Decriminalize Sex Work Now

| Reproaction

By: Kieran Mailman

Sex work is a service job: during your working hours, you provide your clients with a good or service in exchange for payment.

The difference between sex workers and other service workers? Sex workers are among the few whose job is illegal.

In the United States, sex work is criminalized. Sex workers have to take precautions to make sure that they aren’t criminally charged for trying to provide a much sought-after service. They are increasingly being banned and excluded from online platforms such as PayPal, Tumblr, and Instagram because of SESTA/FOSTA, a Trump-era policy that holds platforms and internet service providers accountable for content published to their sites that promotes prostitution—including sex work. This policy encourages platforms to ban and delete any material they think could get them punished under SESTA/FOSTA, including the content of sex workers who may be trying to use these platforms to vet potential clients. In light of this increased discrimination against sex workers, it’s important for us as allies to talk about sex work and the harmful misconceptions that have popped up around it, as well as ways we can support and lift up the voices and humanity of sex workers.

First, sex work is not inherently dehumanizing. Those who have chosen to go into sex work do not lose any of their worth because of their profession. Receiving money for a service, even when that service is sex, does not take away a person’s humanity. What is dehumanizing is the way our culture has chosen to talk about sex workers, alternating between treating them as victims who need to be saved and making rape culture statements along the lines of what sex worker Ginger Banks has reported receiving in online comments, such as, “Well, she’s a sex worker. She gets f***ed for money. Why can’t I grab her right now?”

Sex work is not the same as human trafficking. Sex work is a consensual arrangement. Sex trafficking involves non-consensual sexual activity with a person who is being sold or coerced. Some have taken to claiming that sex work and human trafficking are the same, or that sex work enables human trafficking. These people believe that all those who engage in sex work have been coerced or conditioned, and that criminalizing sex work will help to end human trafficking. In reality, there is evidence that decriminalizing sex work will actually decrease the number of people who are trafficked. By decriminalizing sex work and making it possible for sex workers to report abuse, countries will actually make it more difficult for potential traffickers to thrive.

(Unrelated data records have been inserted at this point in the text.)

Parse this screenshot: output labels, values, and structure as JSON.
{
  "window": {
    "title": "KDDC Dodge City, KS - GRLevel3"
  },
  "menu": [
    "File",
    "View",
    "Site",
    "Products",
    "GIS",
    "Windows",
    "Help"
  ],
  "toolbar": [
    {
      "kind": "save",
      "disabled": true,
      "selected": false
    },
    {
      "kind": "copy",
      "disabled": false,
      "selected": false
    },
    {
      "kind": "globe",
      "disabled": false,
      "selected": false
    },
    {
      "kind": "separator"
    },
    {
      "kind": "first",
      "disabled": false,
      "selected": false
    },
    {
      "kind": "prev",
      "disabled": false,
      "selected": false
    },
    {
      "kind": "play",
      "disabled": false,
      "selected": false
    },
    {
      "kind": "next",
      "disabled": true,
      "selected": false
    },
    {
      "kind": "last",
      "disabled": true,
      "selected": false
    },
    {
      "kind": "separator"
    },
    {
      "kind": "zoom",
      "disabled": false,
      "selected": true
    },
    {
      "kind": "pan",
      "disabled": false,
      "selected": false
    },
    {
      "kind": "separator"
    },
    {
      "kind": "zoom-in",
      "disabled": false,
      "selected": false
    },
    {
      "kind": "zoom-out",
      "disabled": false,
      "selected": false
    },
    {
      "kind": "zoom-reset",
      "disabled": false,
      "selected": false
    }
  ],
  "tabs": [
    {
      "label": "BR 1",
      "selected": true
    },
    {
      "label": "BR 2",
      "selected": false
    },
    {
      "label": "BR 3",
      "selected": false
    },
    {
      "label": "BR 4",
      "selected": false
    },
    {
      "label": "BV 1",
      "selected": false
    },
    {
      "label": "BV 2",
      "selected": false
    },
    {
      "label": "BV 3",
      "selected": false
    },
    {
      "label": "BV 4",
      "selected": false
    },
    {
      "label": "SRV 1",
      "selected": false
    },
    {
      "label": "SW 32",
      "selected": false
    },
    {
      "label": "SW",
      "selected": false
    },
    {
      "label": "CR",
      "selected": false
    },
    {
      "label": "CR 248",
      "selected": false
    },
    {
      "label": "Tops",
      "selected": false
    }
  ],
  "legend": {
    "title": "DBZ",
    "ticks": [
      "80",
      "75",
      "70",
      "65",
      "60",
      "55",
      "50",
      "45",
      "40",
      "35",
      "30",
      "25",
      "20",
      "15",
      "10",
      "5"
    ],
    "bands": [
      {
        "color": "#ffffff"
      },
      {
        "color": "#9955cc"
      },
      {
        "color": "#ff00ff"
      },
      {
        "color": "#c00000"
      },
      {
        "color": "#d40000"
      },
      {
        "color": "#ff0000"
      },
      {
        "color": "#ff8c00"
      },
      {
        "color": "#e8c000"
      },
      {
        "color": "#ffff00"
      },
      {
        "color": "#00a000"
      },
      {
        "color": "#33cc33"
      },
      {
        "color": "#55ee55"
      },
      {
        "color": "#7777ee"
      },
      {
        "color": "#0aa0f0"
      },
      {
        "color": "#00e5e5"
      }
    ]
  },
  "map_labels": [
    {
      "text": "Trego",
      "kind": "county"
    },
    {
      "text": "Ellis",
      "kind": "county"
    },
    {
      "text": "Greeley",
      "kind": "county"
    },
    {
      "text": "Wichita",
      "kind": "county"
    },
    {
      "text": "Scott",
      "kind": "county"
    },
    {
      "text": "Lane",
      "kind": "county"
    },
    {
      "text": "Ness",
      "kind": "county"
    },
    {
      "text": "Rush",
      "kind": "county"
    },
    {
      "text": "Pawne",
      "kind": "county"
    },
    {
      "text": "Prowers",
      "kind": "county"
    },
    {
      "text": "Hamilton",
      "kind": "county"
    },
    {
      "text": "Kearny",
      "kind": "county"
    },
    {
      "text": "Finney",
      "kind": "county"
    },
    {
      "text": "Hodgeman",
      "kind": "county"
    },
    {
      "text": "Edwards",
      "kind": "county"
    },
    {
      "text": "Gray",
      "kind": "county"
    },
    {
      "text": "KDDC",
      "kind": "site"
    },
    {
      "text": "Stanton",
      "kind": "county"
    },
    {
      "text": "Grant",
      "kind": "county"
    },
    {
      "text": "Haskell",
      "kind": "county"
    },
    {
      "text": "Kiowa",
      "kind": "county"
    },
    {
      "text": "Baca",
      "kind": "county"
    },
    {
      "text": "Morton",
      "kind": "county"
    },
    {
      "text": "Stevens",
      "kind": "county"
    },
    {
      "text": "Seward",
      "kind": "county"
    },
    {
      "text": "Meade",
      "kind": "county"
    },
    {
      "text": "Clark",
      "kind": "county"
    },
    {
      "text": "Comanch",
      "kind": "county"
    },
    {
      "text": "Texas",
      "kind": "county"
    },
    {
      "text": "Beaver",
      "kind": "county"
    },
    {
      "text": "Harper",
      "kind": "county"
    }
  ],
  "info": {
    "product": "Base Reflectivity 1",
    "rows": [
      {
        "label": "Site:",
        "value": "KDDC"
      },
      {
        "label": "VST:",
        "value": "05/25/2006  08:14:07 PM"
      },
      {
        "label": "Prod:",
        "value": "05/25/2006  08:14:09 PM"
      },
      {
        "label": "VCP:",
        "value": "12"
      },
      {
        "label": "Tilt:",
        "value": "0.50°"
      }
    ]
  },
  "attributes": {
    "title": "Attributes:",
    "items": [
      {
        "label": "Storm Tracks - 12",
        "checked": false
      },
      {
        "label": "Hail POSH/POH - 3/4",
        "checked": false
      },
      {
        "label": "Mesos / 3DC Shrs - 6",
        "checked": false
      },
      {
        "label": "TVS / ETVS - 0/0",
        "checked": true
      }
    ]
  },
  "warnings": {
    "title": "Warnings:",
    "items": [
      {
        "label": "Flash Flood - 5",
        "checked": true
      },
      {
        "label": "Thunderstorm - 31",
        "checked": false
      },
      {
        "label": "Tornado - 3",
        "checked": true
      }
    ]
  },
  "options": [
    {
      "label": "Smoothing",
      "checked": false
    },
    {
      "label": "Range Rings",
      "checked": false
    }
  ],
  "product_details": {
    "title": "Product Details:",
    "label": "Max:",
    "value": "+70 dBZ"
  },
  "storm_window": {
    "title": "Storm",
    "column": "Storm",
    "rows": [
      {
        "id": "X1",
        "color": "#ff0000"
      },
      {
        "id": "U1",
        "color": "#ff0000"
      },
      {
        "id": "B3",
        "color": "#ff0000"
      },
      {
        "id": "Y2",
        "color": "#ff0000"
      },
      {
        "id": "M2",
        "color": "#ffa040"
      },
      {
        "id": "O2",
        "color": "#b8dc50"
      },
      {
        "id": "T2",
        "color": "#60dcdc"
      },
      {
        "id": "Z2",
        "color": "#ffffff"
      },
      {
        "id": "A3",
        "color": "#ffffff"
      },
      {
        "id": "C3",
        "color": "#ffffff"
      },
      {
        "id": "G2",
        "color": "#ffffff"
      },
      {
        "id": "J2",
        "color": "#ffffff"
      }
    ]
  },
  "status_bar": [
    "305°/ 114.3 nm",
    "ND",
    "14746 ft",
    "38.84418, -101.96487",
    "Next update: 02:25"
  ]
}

Conditions that support and enable human trafficking are only exaggerated by criminalizing sex work, as criminalizing sex work marginalizes sex workers and leaves them with no legal recourse. This is especially true when we consider that many sex workers are already members of marginalized groups: women, people of color, and LGBTQIA people, especially transgender people. When sex workers are treated like criminals, and the police “d[o] not want to ‘waste time’ on sex workers,” that is when traffickers are able operate freely.

When we criminalize sex work, we don’t stop sex work. We don’t stop human trafficking. We don’t protect members of marginalized groups. All we do is make it harder for people to do their job safely, since going to the police would most likely mean getting arrested and losing their source of income.

As allies, we have three responsibilities:

  1. Listen to sex workers. If a sex worker is telling you about their lived experience, don’t talk over them. When looking for information about sex work, try to find articles written by current and former sex workers. This is their lived experience, and they can tell us best how to support them.
  2. Educate yourself on the issues. Find out what organizations are working to help sex workers and promote sex worker-friendly policies. Examples include the Sex Workers Outreach Project and the Global Network of Sex Work Projects.
  3. Educate others. Use the knowledge you’ve gained from listening to sex workers and doing research to engage more people in discussions about decriminalizing sex work.

Feminists can’t claim to be intersectional if we don’t support freedom and safety for all marginalized groups and acknowledge the simple fact that sex workers deserve to be treated with respect, just like everyone else.